Escrever nunca foi tão prático como hoje em dia, depois do advento da era digital. Eu disse prático, e não fácil, bem entendido. Pois escrever, de alguma forma, ainda é um desafio não rara vez angustiante para nossa cuca. No começo da década de noventa do século passado, quando a velha máquina de escrever ainda era a vedete das redações de jornal, Rachel de Queiroz, em crônica memorável, desabafa: “Ontem, num programa da TV, discutíamos entre escritores e jornalistas o drama do papel em branco na máquina e, diante dele, o pobre de nós, obrigado a espremer o juízo até produzir qualquer coisa que encha as laudas necessárias e possa ir para a impressão”. Rachel morreu em 2003. Testemunhou, portanto, o alvorecer da era digital no Brasil. Mas, inegavelmente, produziu toda a sua obra literária na companhia inseparável da sua máquina de escrever.
Talvez hoje, a imortal autora de O Quinze falasse não em “o drama do papel em branco na máquina”, e sim, o drama da tela em branco, seja do computador, do notebook etc, visto que escrever é uma tarefa que sempre puxará pelo nosso bestunto. E como o assunto é a escrita na era da tecnologia moderna, é dos smartphones que queremos falar um pouco. Minimáquinas eletrônicas que fazem diabruras na palma da mão. Suprassumo tecnológico do século vinte e um. Utensílio compacto que, miraculosamente, reúne em si um leque de inventos humanos revolucionários, conectando-nos, quase todos nós, com qualquer lugar do mundo. Cinema, televisão, fotografia, rádio, só para citar alguns exemplos, estão contidos num aparelho celular moderno. Ah, e o telefone propriamente dito.
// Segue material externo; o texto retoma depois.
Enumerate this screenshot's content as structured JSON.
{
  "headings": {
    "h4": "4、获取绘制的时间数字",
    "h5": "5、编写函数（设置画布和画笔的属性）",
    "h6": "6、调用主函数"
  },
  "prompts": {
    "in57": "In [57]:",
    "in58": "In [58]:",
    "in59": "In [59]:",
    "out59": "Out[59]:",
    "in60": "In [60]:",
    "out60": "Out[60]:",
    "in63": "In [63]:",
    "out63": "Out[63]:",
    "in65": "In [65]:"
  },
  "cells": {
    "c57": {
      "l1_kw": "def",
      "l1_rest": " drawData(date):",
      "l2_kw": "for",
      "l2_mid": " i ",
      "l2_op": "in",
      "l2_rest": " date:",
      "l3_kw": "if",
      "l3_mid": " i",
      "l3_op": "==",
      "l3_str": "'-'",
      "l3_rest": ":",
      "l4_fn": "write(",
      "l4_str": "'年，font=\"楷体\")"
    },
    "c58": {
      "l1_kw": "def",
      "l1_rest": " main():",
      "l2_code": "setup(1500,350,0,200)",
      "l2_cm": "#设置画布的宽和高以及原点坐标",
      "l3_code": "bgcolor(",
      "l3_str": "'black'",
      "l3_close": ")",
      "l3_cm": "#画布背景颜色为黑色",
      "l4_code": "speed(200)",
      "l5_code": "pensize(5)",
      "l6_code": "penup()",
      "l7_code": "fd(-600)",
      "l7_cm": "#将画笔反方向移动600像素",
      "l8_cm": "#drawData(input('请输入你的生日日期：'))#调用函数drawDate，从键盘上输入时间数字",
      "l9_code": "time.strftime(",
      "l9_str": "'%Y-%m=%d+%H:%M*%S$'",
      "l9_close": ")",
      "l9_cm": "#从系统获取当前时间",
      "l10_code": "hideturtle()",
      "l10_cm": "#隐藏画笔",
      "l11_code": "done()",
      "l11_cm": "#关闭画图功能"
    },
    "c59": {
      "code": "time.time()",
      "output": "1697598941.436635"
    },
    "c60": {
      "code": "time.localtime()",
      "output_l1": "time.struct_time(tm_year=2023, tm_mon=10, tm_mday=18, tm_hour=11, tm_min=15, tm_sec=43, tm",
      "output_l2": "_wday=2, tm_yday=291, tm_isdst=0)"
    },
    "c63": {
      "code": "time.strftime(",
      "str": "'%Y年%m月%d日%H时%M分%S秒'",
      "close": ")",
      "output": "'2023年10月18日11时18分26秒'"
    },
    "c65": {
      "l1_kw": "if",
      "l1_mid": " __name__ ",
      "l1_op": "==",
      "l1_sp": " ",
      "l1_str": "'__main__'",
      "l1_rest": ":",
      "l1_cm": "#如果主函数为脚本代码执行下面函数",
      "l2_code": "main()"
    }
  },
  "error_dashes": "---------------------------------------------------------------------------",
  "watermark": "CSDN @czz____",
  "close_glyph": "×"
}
Outro recurso de relevância dos smartphones é a propriedade de, nele, o usuário escrever o que quer que seja. Neste caso, entra em cena o editor de texto, este parceiro inseparável para quem escreve, profissional ou amador. Contudo, entra em cena também um coadjuvante que, a bem da verdade, torna-se frequentemente um intruso, persona non grata e trapalhão: o corretor de texto. Antes de qualquer coisa, segundo se lê, a ferramenta pode ser desativada. Porém, pelo visto e pelos flagrantes diários de deslizes por conta do intrépido corretor, fica bem claro que pouca gente toma o cuidado de desativá-lo. E haja micos, coisas absurdas, em muitos casos, ininteligíveis até, notadamente em postagens e comentários nas redes sociais.
Alguns escorregos são cômicos. Outros, em vez disso, são comprometedores. Como exemplo, circula na internet o diálogo em que o marido informa à mulher, via WhatsApp, que havia saído do trabalho e estava com um amigo, num churrasco comendo picanha. O desastrado corretor de texto trocou “picanha” por “piranha”, provocando estremecimento entre o casal.
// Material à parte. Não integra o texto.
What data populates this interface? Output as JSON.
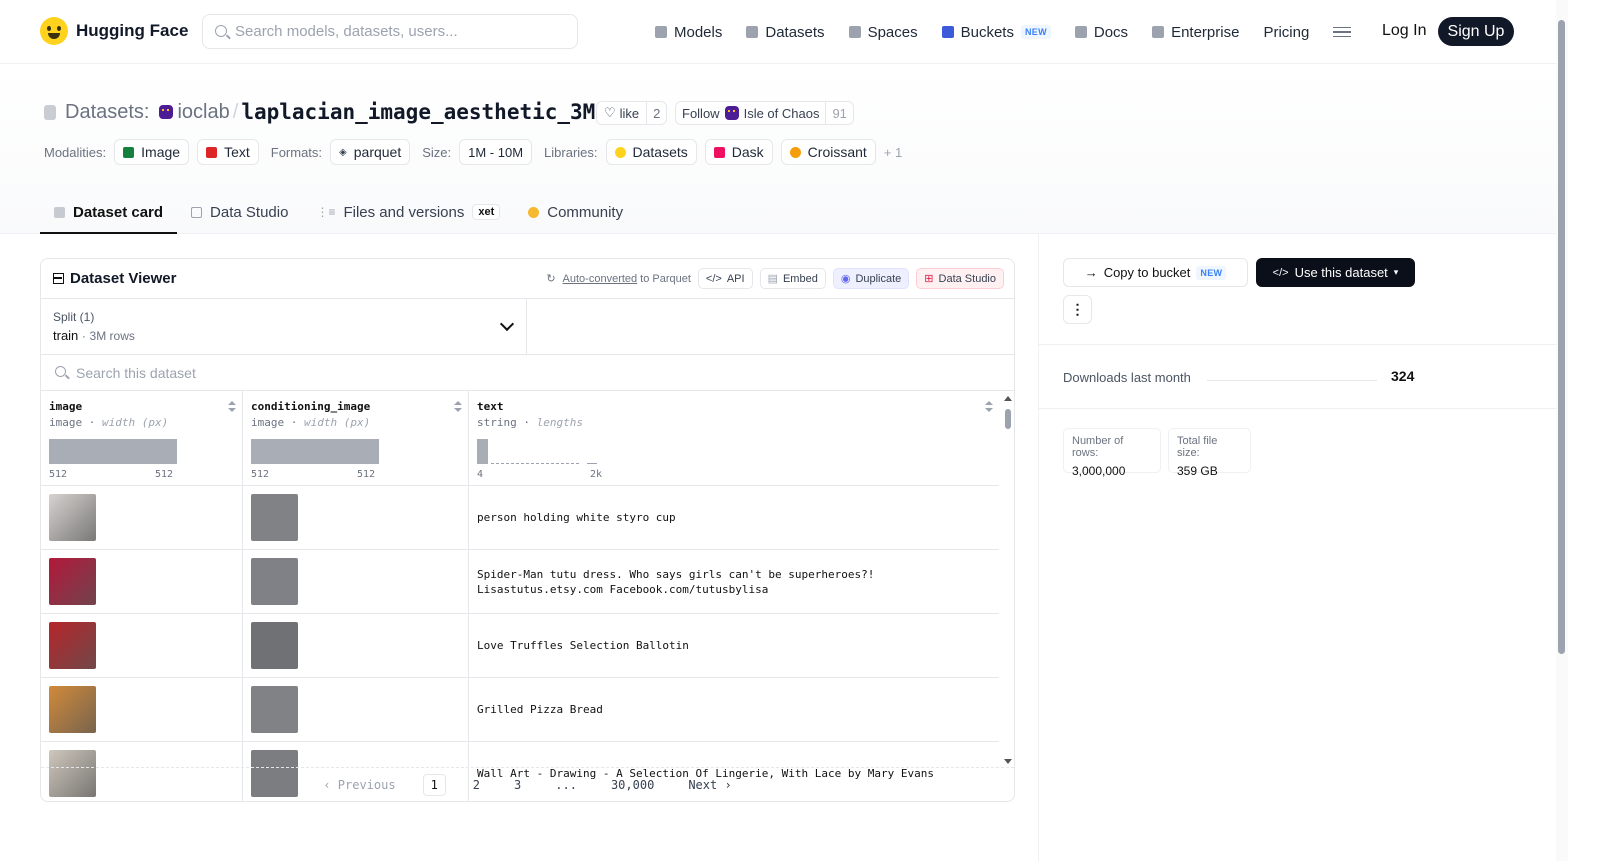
{
  "nav": {
    "brand": "Hugging Face",
    "search_placeholder": "Search models, datasets, users...",
    "links": [
      {
        "label": "Models",
        "icon": "cube-icon"
      },
      {
        "label": "Datasets",
        "icon": "database-icon"
      },
      {
        "label": "Spaces",
        "icon": "grid-icon"
      },
      {
        "label": "Buckets",
        "icon": "bucket-icon",
        "badge": "NEW"
      },
      {
        "label": "Docs",
        "icon": "book-icon"
      },
      {
        "label": "Enterprise",
        "icon": "enterprise-icon"
      },
      {
        "label": "Pricing"
      }
    ],
    "login": "Log In",
    "signup": "Sign Up"
  },
  "header": {
    "section": "Datasets:",
    "org": "ioclab",
    "sep": "/",
    "repo": "laplacian_image_aesthetic_3M",
    "like_label": "like",
    "like_count": "2",
    "follow_label": "Follow",
    "follow_org": "Isle of Chaos",
    "follow_count": "91",
    "modalities_label": "Modalities:",
    "modalities": [
      "Image",
      "Text"
    ],
    "formats_label": "Formats:",
    "formats": [
      "parquet"
    ],
    "size_label": "Size:",
    "size": "1M - 10M",
    "libraries_label": "Libraries:",
    "libraries": [
      "Datasets",
      "Dask",
      "Croissant"
    ],
    "libraries_more": "+ 1"
  },
  "tabs": [
    {
      "label": "Dataset card",
      "active": true
    },
    {
      "label": "Data Studio"
    },
    {
      "label": "Files and versions",
      "badge": "xet"
    },
    {
      "label": "Community"
    }
  ],
  "viewer": {
    "title": "Dataset Viewer",
    "auto_converted": "Auto-converted",
    "auto_converted_suffix": "to Parquet",
    "api": "API",
    "embed": "Embed",
    "duplicate": "Duplicate",
    "data_studio": "Data Studio",
    "split_label": "Split (1)",
    "split_name": "train",
    "split_rows": "3M rows",
    "search_placeholder": "Search this dataset",
    "columns": [
      {
        "name": "image",
        "type": "image",
        "stat": "width (px)",
        "min": "512",
        "max": "512"
      },
      {
        "name": "conditioning_image",
        "type": "image",
        "stat": "width (px)",
        "min": "512",
        "max": "512"
      },
      {
        "name": "text",
        "type": "string",
        "stat": "lengths",
        "min": "4",
        "max": "2k"
      }
    ],
    "rows": [
      {
        "thumb_color": "#d6d2cf",
        "cond_color": "#808286",
        "text": "person holding white styro cup"
      },
      {
        "thumb_color": "#b3183a",
        "cond_color": "#7f8186",
        "text": "Spider-Man tutu dress. Who says girls can't be superheroes?!\nLisastutus.etsy.com Facebook.com/tutusbylisa"
      },
      {
        "thumb_color": "#b5262b",
        "cond_color": "#6f7175",
        "text": "Love Truffles Selection Ballotin"
      },
      {
        "thumb_color": "#d08a3a",
        "cond_color": "#808286",
        "text": "Grilled Pizza Bread"
      },
      {
        "thumb_color": "#cfc7bd",
        "cond_color": "#7b7d81",
        "text": "Wall Art - Drawing - A Selection Of Lingerie, With Lace by Mary Evans"
      }
    ],
    "pager": {
      "previous": "Previous",
      "pages": [
        "1",
        "2",
        "3",
        "...",
        "30,000"
      ],
      "next": "Next"
    }
  },
  "sidebar": {
    "copy_to_bucket": "Copy to bucket",
    "copy_badge": "NEW",
    "use_dataset": "Use this dataset",
    "more": "⋮",
    "downloads_label": "Downloads last month",
    "downloads_value": "324",
    "rows_label": "Number of rows:",
    "rows_value": "3,000,000",
    "size_label": "Total file size:",
    "size_value": "359 GB"
  },
  "colors": {
    "accent_dark": "#0b0f19",
    "hf_yellow": "#ffd21e",
    "duplicate_bg": "#eef0ff",
    "data_studio_bg": "#fff1f2"
  }
}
Mais um. A amiga manda mensagem de aniversário:
– Feliz aniversário, linda! Que Deus te elimine.
– Nossa! Falsa – protesta a outra.
– Mal-agradecida. O que eu disse?
– Que Deus me elimine!
– Mulher, desculpa. Foi esse maldito corretor de texto. Eu quis dizer “ilumine”.
Acontece também de você digitar “eu e ela” e o corretor automático acentuar a conjunção “e”, ficando “eu é ela”. Numerar os casos é humanamente impossível, inclusive, do emprego tão frequente de termos chulos. De tal forma, que o usuário atencioso tem sempre que, por ironia, corrigir os lapsos do corretor. E já devemos estar conscientes de que recursos eletrônicos como o intruso corretor de texto já constitui uma suposta “prestação de serviço” da tão badalada Inteligência Artificial. Imaginem só o que está por vir!
Rachel de Queiroz encerra sua crônica, citada no começo desta, afirmando: “Há um ditado que diz: o papel leva tudo. O mais certo seria dizer: o papel leva a tudo”. O mais certo agora, ilustre Rachel, seria dizer: “a tela leva a tudo”.
2 Comentários
Meu dileto amigo e poeta, escritor de altíssima qualidade, você como sempre abordando assunto do nosso cotidiano, mas esse de hoje está insuperável. Eu tenho sido vítima diária desse corretor que muitas nos indus a verdadeiro assassinato contra nosso língua mater. *Não sei como chegará aí esse comentário.
Na realidade PP devemos ter o mesmo cuidado de antes, na era da maquininha de datilografia. Ler o texto mais de uma vez antes de publicar. Os eventuais micos da correção automatica nos obriga a isso.